Miss R who is practically engaged to her Spanish lover, José (pronounced ho-say) wasn’t really phased at all by the morbidly obese elephant in the room which was her ex boyfriend and his new girlfriend holding hands at the table directly behind her.
I on the other hand was highly distressed at how much he had changed since high school. His new hair style for example..
“Oh my, he looks like Nicholas Cage in Con Air Days” I said sipping my Salted Caramel Colada.
In order to relieve some of the tension in the room we turned our attention to the food. We each grabbed a pepper and popped it into our mouths.
“Ooh that’s a little bit spicy.” Miss J
“GAHH!!” – Miss L
“Okay that’s a lot spicy.” Miss J
“It’s fine you pussies.” Miss R said putting two in her mouth at the same time. Moments later a single tear escaped from the corner of her eye.
I turned to see if Miss J was okay and she looked back at me in sheer horror before a clear line of dribble slid uncontrollably out of her mouth.

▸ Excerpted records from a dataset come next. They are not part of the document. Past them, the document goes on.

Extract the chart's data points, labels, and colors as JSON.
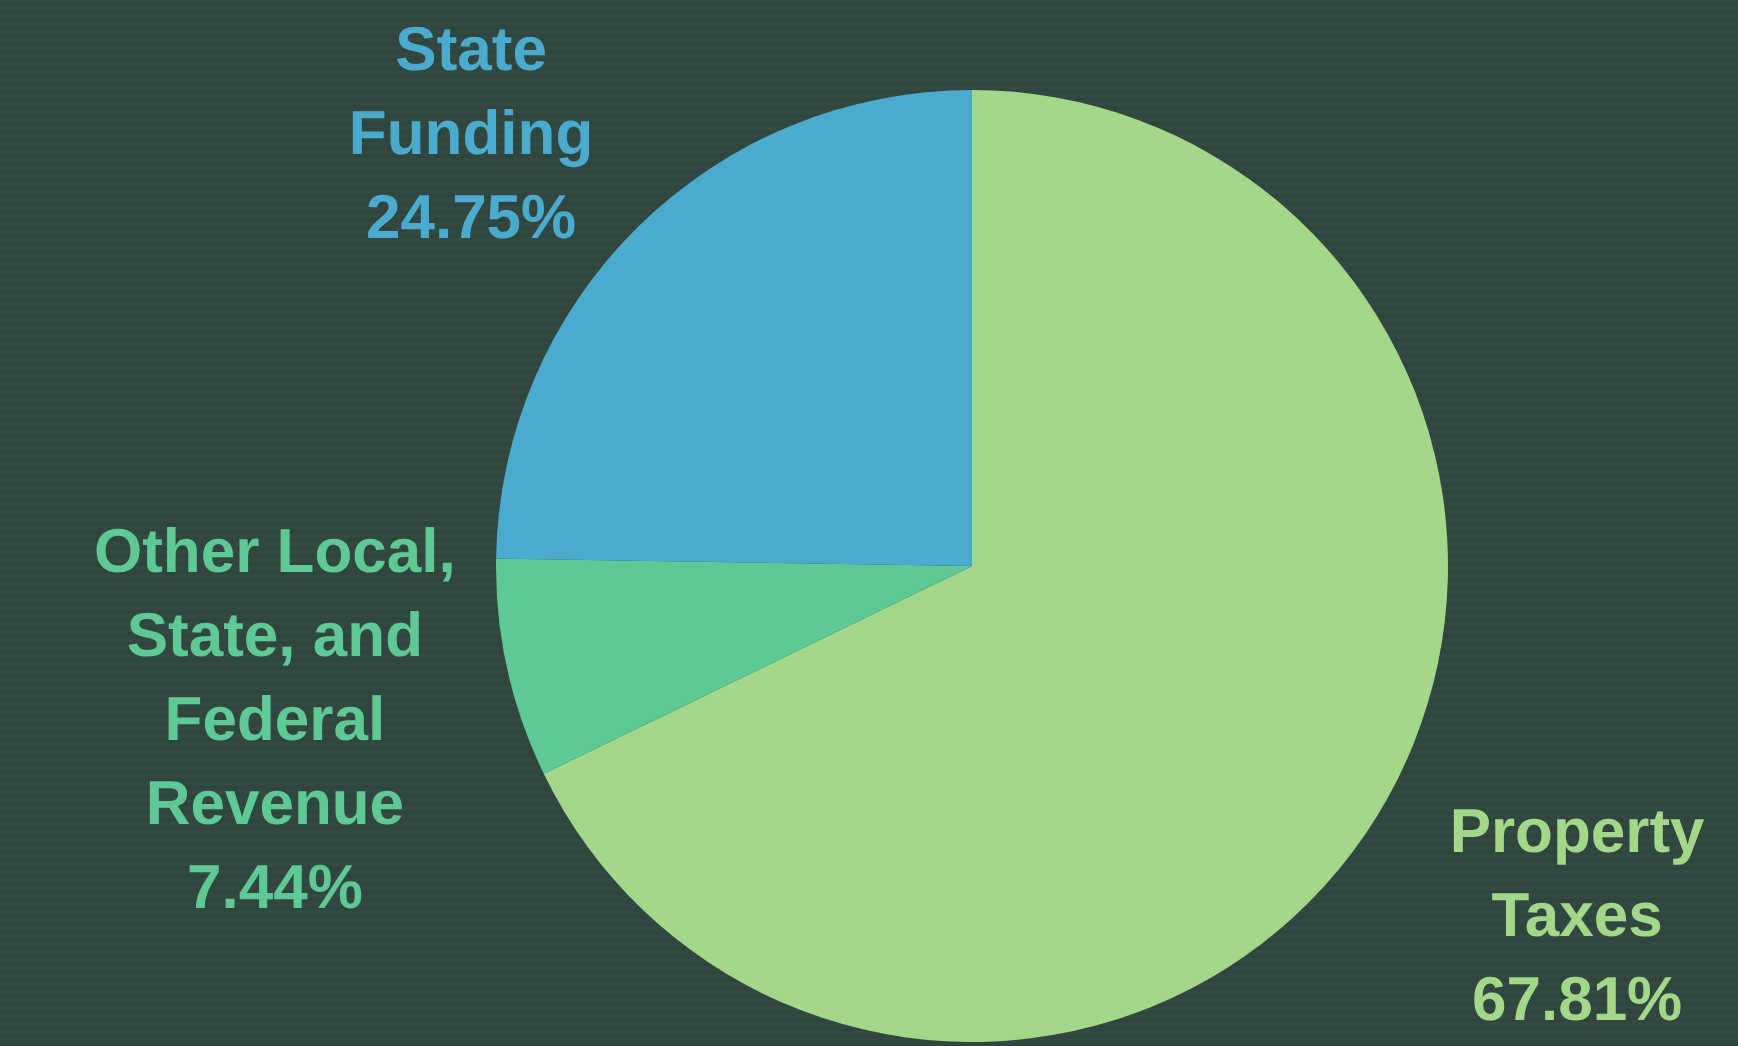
{
  "chart_data": {
    "type": "pie",
    "categories": [
      "Property Taxes",
      "Other Local, State, and Federal Revenue",
      "State Funding"
    ],
    "values": [
      67.81,
      7.44,
      24.75
    ],
    "colors": [
      "#a3d78a",
      "#5ec994",
      "#4aabce"
    ],
    "value_labels": [
      "67.81%",
      "7.44%",
      "24.75%"
    ],
    "legend": false
  }
}
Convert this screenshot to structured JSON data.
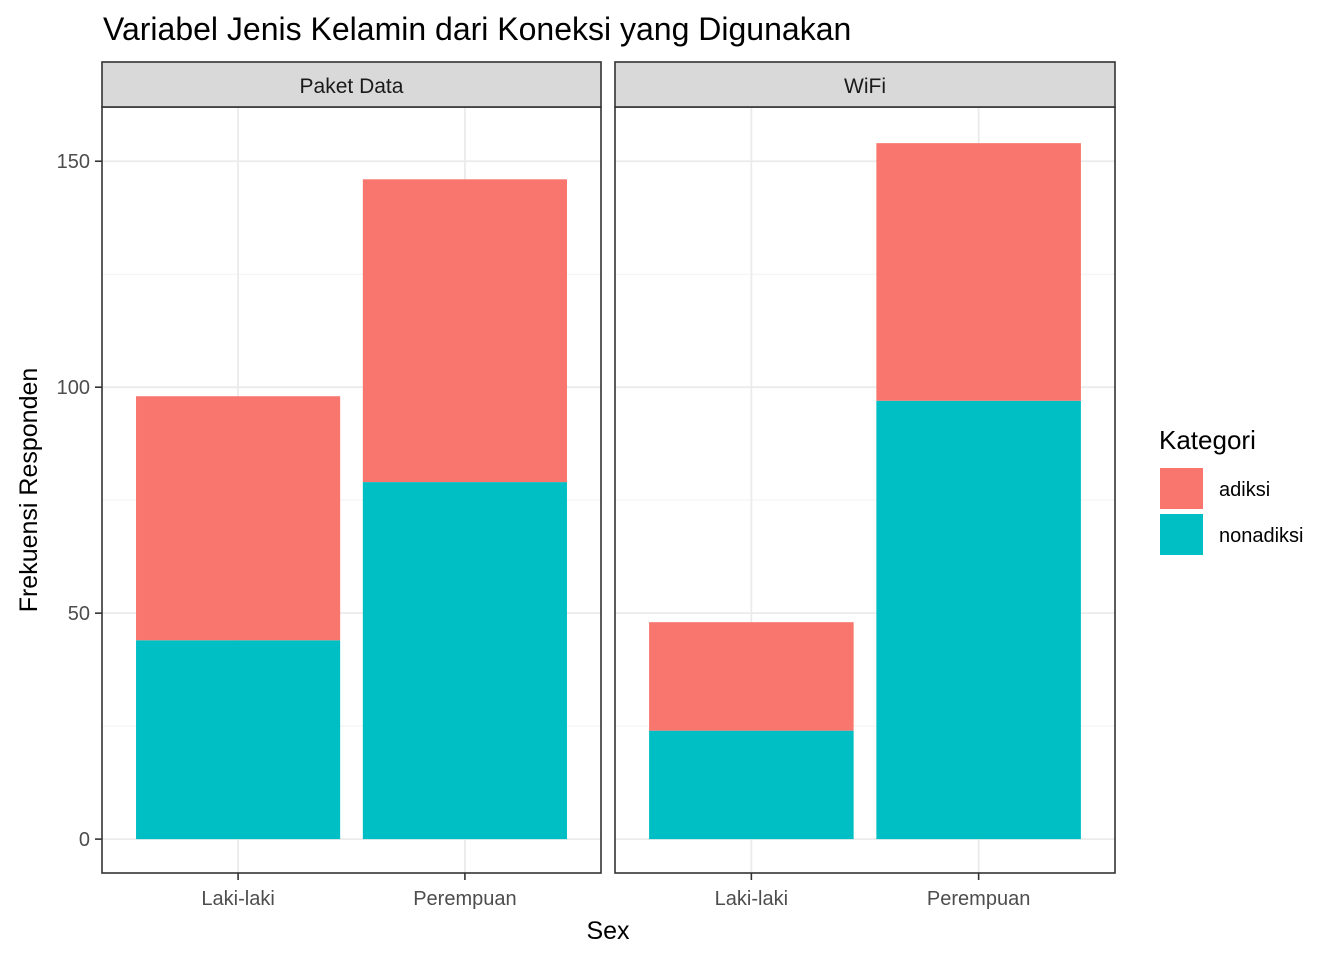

As soon as I sensed the hotness I spat that little fucker out knowing that I’d probably never be let back into Bistro C again if I broke their toilet.
We all started roaring with laughter. Someone accidentally farted and we all broke our composure. Nicholas Cage and his missus looked on at us in complete and utter disgust which made us laugh even harder.
At this point we decided that it would probably be safer for ourselves and all other patrons of Bistro C to take this party back to the room.
“I hope we’re all doing this in 20, 40 years from now” I said curled up with Miss L on the deck chair.
“What, laughing, farting and dribbling? Sounds like a guarantee” Miss J laughed looking more gorgeous and toned than she had the day before. How was that possible?
“We can do this when you all come and visit me and José in Mexico” Miss R said nursing her mojito.
“If we come to Mexico I can definitely guarantee you more than a fart” I chuckled remembering my deathly bout of Montezuma’s Revenge.
We all started laughing again.
It was official, my birthday weekend was almost over and I was another year older. However, in that moment I didn’t care if all of the years started to roll in quickly from here as long as I found the chance to come home and laugh this much with my girlfriends every now and again. The truth is, there are some things that will change with age like the colour of your hair but there are some things, usually the most important that will always stay the same…
This view, these girls and my self diagnosed irritable bowel syndrome.